25
May 10

Hardware accelerating Firefox

Bas Schouten has posted a lot about hardware accelerating Firefox, specifically with Direct2D and OpenGL. However, there’s been some confusion as to what it is we’re going to hardware accelerate, and how we’re going to do it. This blog post aims to be the definitive reference for hardware acceleration in Firefox.

Please note: We have committed to turning on certain parts of hardware acceleration in developer previews, but that’s not a guarantee of those bits shipping in Firefox 4. We’re going to try hard to ship some form of acceleration, though.

Layers

Layers is a technology that lets conceptually simple, but computationally expensive, parts of the web get offloaded to GPUs. Examples of this include transparency, scaling, composition, and simple animations of those attributes. Since we’re dealing mostly with images on the GPU, we can also accelerate operations on these images, like converting colours; this is especially useful in the case of video, because we can get the GPU to convert from video’s native YCbCr to the GPU’s native RGB, and then scale the result, for example to fullscreen.
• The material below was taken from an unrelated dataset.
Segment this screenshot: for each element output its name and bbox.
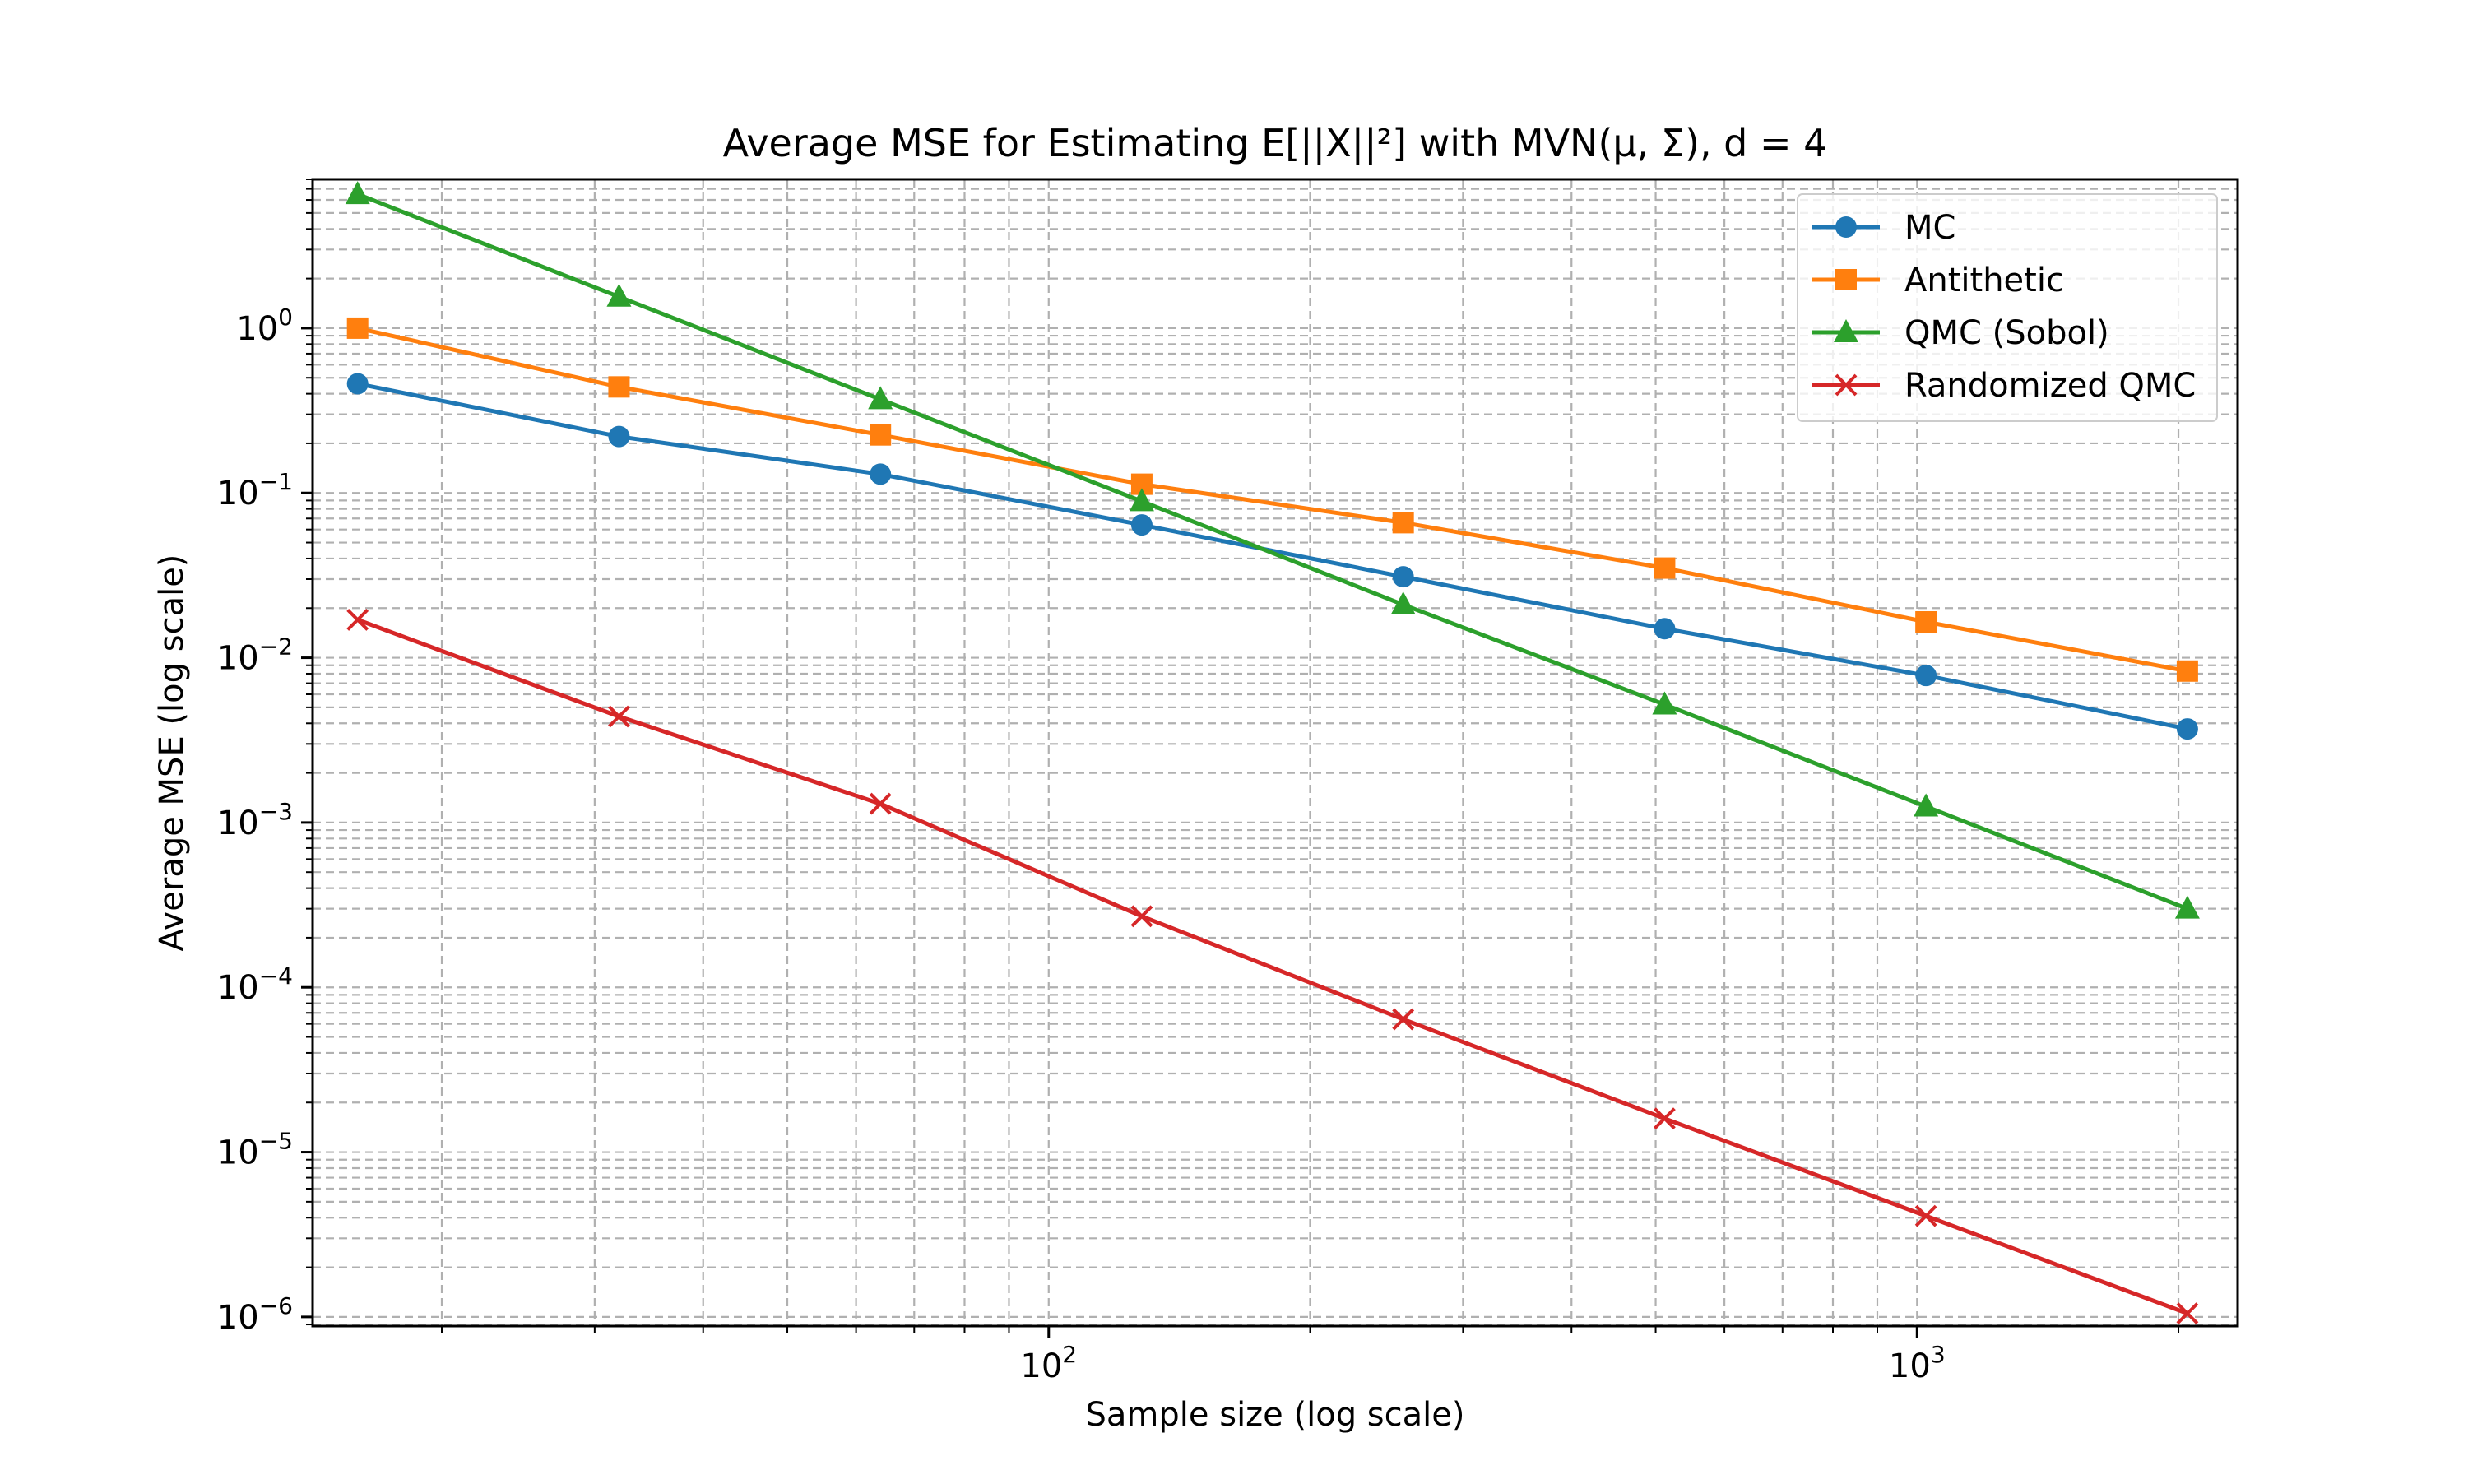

Both of these operations are expensive on the CPU, but relatively free on the GPU.

The downside of layers is that, in order to get the sort of benefit that’s possible from GPU acceleration, a lot of analysis of the document needs to be done to identify the parts that need to be separated into their own layers. Some of this is relatively easy, like background images; other parts are much harder. Also, layers is designed to accelerate only portions of the web; this means that, in the common case, we will render most of the web page using software, then do only the hardest/slowest part using the GPU directly.

Code currently in mozilla-central supports layers in three modes: a basic software-only mode (using Cairo); a mode that combines software with OpenGL; and a mode that combines software with Direct3D 9 (D3D9). At the time of this writing, only full-screen HTML5 video is rendered using our GPU accelerated (OpenGL and D3D9) layers backends, but in the future we plan to accelerate all of our rendering. To test this hardware acceleration, right-click on a video and select “Full Screen.” GPU accelerated full-screen video is turned on by default; you can check its status in your error console.

Direct2D

Direct2D (D2D) is a Cairo backend that GPU accelerates everything displayed by Firefox. Some parts of the web are more amenable to acceleration than others; for example, moving and scaling images around (like in photos.svg) is much faster. The average page that displays a lot of text and perhaps a few images won’t see nearly as big a speedup, though. The Direct2D Cairo backend doesn’t require any special analysis like the layers backends require, because everything in Firefox is already rendered using Cairo.

The downside to Direct2D is that it’s only supported on Windows Vista + Platform Update and Windows 7, and only then on relatively new GPUs (generally, GPUs that support DirectX 10).

Direct2D support is currently turned off by default, but can be turned on manually using about:config.